AN: River is the greatest not−Doctor character I've yet to encounter! Goodness, how I love her! This was requested by a friend− and I say requested lightly, because I was wondering over the idea and she practically tied me to a chair and forced me to write it down. XD This is the end result.

Disclaimers: Doctor Who is so vastly greater than I am that to own it would be like blasphemy.

Once upon a time, a child was born. She took her first breath surrounded by ice−white light and ice−white walls. There was a mother there with her, a flash of warmth and heartbeat and red. There was a father there too, a warrior's smile and a survivor's laugh, and both of them kept the child safe.

They named her after the musical sound that running water makes, and the name held her close and tight.

But there was a battle there, in the light and lack thereof, and the world around the child became reduced to tremulous sounds and flashes of fights. She couldn't stand the noise and the light. Far away, in the distant hills, a demon heard her thoughts and smiled a demon's smile. And then the world around the girl faded into white, and then black, and then nothing at all.

When she woke up, it was dark and silent, and the demon watched over her. The demon told her the blackness and the quiet do well for ensnaring secrets. Yet the secrets were tangled together like thorns, so the girl stepped into the shadows and untangled them as best she could. Upon its freedom, the silence that she lived in trusted her and spilled its secrets to her.

The silence taught how to live.

The silence taught her how to fight.

She became what it inspired: a killer, quick and quiet, slipping in and out of shadows. One hand grasped a cold blade, the other a cold gun, and between her lips cold secrets were locked and never opened again.

For the next eight years she woke up to the darkness and the silence, and slowly the thorns swallowed her too. They trapped her so tight that they left cuts in her skin, and she grew up surrounded by flowerless realities. She grew into limber arms and limber legs. She grew into red hair and warrior eyes. But to her they were just hair and irises− never did she know the sights of her real home, and so never did she know anything but the thorns.

But sometimes, the influence of home was too much to ignore. Between the prison of thorns, the girl liked to watch the stars. And sometimes, she felt like she should be doing more than just watching.
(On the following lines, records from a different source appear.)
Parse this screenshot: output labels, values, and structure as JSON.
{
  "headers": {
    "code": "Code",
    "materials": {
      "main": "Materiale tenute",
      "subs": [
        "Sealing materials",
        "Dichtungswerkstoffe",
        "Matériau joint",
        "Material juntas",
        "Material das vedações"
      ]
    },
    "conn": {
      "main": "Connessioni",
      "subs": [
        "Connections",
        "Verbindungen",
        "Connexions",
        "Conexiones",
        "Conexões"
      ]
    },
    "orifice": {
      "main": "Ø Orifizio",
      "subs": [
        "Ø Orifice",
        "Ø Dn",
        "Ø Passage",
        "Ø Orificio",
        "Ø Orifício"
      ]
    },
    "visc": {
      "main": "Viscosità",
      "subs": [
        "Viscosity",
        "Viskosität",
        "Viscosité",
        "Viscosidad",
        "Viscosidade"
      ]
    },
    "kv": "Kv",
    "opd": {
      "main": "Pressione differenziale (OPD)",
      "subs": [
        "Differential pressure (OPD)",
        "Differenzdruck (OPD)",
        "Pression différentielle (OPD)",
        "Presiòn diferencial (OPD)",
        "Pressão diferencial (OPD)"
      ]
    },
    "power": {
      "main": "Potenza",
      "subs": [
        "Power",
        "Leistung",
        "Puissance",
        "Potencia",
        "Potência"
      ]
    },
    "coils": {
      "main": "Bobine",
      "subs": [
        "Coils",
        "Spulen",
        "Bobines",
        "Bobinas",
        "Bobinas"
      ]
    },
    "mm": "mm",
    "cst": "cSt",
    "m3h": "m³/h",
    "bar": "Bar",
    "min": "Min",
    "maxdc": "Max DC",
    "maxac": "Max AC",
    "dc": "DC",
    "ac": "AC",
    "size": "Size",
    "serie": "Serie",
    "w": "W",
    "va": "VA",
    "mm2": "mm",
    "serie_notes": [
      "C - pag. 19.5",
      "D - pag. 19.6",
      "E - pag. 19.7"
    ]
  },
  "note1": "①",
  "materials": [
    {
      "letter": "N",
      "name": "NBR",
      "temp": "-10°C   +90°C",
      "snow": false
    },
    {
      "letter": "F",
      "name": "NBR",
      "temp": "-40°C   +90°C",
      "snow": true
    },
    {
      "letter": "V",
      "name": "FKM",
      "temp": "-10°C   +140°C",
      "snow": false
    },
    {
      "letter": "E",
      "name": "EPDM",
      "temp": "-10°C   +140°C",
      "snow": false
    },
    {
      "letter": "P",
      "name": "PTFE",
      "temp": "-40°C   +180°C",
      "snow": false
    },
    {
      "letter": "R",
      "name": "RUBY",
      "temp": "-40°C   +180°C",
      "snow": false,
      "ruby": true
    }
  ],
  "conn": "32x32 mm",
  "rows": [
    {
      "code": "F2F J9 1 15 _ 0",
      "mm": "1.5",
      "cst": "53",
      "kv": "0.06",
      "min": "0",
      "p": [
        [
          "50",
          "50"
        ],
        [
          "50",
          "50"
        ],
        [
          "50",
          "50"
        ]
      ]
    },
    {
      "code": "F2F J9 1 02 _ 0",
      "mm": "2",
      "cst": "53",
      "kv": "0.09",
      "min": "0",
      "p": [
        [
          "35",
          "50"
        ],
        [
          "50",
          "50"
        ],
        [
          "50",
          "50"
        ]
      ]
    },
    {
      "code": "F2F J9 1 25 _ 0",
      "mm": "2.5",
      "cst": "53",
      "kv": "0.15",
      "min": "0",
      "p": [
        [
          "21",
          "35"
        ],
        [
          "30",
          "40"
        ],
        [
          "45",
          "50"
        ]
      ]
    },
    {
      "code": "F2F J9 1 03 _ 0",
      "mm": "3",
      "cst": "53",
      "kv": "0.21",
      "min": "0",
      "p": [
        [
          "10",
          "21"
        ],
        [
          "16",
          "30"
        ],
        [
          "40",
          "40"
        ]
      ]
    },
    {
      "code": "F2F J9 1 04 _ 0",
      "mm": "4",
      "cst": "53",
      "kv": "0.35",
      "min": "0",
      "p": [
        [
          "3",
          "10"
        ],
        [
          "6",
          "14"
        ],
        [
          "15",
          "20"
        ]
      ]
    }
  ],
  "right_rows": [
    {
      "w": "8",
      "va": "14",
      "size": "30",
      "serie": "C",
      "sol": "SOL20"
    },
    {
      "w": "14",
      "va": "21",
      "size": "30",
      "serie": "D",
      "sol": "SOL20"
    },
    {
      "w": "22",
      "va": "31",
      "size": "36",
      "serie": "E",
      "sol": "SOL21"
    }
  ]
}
And did she ever get to do more with the stars?

No, Melody, dear. She's still looking.


Once upon a time, there was a life and a lie, and somewhere in the timeline the messages were blurred. Here one moment and gone the next, reappearing on the other side not as a soul, but as an idea. The perfect replication of an all−out power failure. The connections shut off and reset, and when no one was looking, the darkness wired her back together into something else entirely. There was a girl there, once, but what is she now? Not a real girl, that much is for certain. She's a wanderer, a murderer, a product of belief and testimony meant for adults with too many burdens, not children with too many tears. Meant for machine and not for man.

Yet machine she can't be. She's got too much blood and battle in her. Not the battle that one associates with war. No, it's more like the battle of spirit. Too much red and Roman. Too much fairytale and hope. But they're holding her close and tight, the darkness and the quiet, so tight she can't escape. So tight it's all she's ever known.

If we could just bring her light, if we could just bring her noise. Like an explosion, a bang so huge she'd never be able to ignore it. Then she'd see, then she'd come running.

But no, that would never work. The silence would still follow her. The danger and the dark.

But it's never going to leave her. Not really. She can try to throw it off, but it's like those drunk girls at parties and all they want to do is hang off your arms and she just lets them−

No, she's not like that. Not close at all, not even remotely close. She'd knock them all unconscious and sprint a mile's worth of distance before staying there so long. Well, she'd do that later. But now, now is when she's all moldable. And there we go, the silence is like an artist, but a bad one, a horrible artist. And she's clay and it cuts her and scrapes her down in all the wrong places. There was a block of good, great, wonderful clay there and it's still there a little, but right now it's shaped up into the wrong sort of sculpture.

So we just need to break her down and build her back up again. But we can't do that if she's not here with us. So we just need to find her.

Right, now we're back full circle. There are too many loose ends and I can't tie them together and oh, is this madness ever going to end? Think. Breathe. There must be a conclusion somewhere.

Let's try this again. Once upon a time, there was little girl. Now, there's nothing left but a name like the babbling of a brook and eyes that are almost human and almost alien. But they're good eyes, great eyes, and I'd give the world just to see those eyes again−

What are you babbling about over there, Doctor?

Oh, go back to sleep, Pond. I'm thinking.